En analysant les concentrations d’isotopes de potassium dans des météorites martiennes vieilles de centaines de millions et de milliards d’années, une équipe de recherche internationale dirigée par des scientifiques de l’Université de Washington a déterminé que la masse de la planète rouge est trop petite pour retenir de l’eau à la surface pendant longtemps. . Cela a également affecté leur hospitalité à vie.
Plusieurs études ont déterminé que Mars avait autrefois de grands lacs, rivières et vallées inondées ; selon certains c’était une véritable « planète bleue », qui aurait pu abriter la vie comme la Terre. C’est ce que suggèrent les relevés des rovers et les images de bassins et canaux asséchés capturés par les sondes en orbite autour de la planète rouge. On ne sait pas pourquoi Mars a perdu toute son eau de surface, mais de nombreux scientifiques pensent que cela pourrait être dû à l’affaiblissement du champ magnétique, entraînant un amincissement de l’atmosphère et des effets d’entraînement dramatiques sur de grandes étendues d’eau. L’impact avec d’autres corps célestes n’est pas exclu, mais ce n’est qu’une question d’hypothèse. Selon une nouvelle étude, cependant, Mars aurait perdu son eau en raison de sa petite taille : en termes simples, elle serait trop petite pour retenir des quantités d’eau suffisantes pendant longtemps et donc permettre le développement de la vie, au moins la celui que nous connaissons.

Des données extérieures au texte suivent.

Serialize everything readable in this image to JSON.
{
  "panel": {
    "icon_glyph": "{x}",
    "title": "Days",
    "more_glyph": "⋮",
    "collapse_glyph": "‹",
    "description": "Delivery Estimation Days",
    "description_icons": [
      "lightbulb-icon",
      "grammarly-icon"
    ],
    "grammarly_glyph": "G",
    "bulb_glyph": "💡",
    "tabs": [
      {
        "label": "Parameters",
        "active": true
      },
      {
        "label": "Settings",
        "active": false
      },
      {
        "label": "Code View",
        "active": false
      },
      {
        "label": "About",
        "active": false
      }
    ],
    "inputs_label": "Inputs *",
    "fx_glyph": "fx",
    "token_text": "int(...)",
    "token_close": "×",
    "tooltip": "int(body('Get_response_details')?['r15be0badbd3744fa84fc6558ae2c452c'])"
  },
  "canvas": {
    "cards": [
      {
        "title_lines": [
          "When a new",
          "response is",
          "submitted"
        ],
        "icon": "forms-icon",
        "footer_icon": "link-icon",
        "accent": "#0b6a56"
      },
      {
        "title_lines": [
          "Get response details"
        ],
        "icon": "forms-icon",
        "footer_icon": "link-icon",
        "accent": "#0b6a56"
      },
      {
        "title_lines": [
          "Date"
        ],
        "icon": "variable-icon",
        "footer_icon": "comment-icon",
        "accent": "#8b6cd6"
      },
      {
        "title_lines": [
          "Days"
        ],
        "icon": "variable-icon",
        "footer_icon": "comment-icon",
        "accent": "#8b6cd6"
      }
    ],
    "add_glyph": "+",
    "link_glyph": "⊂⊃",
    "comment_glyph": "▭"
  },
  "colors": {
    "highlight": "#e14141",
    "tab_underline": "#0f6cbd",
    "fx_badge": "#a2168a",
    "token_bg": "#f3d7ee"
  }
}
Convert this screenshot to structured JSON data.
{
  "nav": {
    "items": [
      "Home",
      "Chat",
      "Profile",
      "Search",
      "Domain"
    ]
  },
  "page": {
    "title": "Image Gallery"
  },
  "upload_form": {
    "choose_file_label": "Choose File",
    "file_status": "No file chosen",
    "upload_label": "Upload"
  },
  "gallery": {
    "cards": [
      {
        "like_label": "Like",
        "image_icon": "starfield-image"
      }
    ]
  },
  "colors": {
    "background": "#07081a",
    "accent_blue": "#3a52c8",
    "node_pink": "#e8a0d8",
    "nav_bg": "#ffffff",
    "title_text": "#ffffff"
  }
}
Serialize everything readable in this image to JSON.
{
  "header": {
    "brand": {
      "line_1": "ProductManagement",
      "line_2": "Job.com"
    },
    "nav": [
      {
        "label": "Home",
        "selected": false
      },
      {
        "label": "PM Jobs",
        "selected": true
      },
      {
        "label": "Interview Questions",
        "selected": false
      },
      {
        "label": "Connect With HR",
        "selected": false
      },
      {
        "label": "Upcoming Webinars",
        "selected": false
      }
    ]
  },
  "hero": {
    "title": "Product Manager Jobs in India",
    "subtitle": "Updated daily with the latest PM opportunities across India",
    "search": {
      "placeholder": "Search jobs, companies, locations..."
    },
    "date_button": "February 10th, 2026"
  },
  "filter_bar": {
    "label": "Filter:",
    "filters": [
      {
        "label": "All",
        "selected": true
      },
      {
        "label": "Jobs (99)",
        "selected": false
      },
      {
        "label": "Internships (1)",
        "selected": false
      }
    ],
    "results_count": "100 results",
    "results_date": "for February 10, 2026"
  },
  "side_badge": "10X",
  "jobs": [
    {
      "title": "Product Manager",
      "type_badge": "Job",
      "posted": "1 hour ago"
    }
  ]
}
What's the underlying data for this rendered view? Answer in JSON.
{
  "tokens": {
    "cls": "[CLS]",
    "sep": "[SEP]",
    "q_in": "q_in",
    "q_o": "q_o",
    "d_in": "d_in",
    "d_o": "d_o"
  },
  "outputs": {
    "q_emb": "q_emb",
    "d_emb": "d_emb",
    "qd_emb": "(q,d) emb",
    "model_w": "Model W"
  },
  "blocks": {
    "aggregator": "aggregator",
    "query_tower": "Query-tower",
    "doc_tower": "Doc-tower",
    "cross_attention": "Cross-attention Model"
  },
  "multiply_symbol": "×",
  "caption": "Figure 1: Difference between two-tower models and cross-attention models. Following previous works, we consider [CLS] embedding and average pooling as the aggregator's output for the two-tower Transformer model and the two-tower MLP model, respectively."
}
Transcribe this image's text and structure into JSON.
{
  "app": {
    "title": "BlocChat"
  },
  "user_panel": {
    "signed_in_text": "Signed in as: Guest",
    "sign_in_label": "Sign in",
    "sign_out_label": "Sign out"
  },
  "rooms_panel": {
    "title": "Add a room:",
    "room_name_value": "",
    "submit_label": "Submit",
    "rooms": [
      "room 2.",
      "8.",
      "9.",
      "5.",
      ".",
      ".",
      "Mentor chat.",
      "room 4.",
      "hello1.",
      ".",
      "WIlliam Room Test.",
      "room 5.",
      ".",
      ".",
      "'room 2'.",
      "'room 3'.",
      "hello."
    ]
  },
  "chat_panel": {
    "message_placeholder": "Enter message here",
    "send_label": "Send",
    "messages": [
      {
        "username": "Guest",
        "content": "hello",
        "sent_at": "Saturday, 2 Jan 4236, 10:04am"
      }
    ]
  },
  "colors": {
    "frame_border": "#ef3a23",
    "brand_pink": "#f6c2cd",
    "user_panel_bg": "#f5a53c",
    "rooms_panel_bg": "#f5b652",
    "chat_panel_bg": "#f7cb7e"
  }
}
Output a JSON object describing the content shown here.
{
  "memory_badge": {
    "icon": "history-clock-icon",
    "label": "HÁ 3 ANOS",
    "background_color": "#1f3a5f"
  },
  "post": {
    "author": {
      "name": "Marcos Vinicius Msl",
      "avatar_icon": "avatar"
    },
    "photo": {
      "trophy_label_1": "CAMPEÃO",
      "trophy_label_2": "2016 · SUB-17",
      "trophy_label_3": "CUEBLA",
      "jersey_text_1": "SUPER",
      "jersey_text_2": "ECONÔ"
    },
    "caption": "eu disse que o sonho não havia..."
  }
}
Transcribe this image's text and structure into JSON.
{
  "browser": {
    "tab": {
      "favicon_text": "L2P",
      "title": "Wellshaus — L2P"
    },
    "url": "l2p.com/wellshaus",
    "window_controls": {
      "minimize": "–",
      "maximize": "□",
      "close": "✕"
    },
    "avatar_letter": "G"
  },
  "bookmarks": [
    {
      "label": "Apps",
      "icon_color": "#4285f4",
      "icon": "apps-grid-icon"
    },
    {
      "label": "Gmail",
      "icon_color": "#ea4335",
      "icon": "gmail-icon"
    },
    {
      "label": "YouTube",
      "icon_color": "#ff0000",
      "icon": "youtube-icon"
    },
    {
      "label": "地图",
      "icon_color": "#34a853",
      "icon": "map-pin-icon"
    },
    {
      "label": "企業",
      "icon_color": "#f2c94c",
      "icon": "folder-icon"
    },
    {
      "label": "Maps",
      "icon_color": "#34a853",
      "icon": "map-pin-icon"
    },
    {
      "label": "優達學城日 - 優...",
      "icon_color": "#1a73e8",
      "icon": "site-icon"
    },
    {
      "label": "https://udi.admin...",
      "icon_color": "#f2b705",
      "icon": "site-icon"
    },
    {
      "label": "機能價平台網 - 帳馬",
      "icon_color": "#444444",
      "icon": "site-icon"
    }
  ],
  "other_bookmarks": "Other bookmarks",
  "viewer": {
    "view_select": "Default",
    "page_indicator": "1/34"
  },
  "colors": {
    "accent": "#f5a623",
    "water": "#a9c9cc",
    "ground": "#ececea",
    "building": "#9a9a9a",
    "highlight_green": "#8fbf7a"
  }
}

Une équipe de recherche internationale dirigée par des scientifiques du McDonnell Center for the Space Sciences de l’Université de Washington à St. Louis, qui a collaboré étroitement avec des collègues de la Section de géochimie et de géochronologie isotopique de la Commission géologique tchèque, de la Scripps Institution of Oceanography de l’Université de Californie à San Diego, de l’Institut de géologie de l’Université de Berne (Suisse), de l’Institut de minéralogie de l’Université de Munster (Allemagne) et de la École des sciences de la Terre de l’Université de Bristol. Les scientifiques, dirigés par le professeur Kun Wang, professeur au Département des sciences de la Terre et des planètes de l’Université de Saint-Louis, sont parvenus à leurs conclusions après avoir mené une analyse assez particulière. En fait, ils se sont concentrés sur les niveaux d’isotopes stables du Potassium (K) au sein des météorites martiennes et ailleurs, grâce auxquels il est possible d’estimer « la présence, la distribution et l’abondance d’éléments volatils sur différents corps planétaires », ont-ils déclaré. chercheurs dans un communiqué de presse. Comment est-ce possible?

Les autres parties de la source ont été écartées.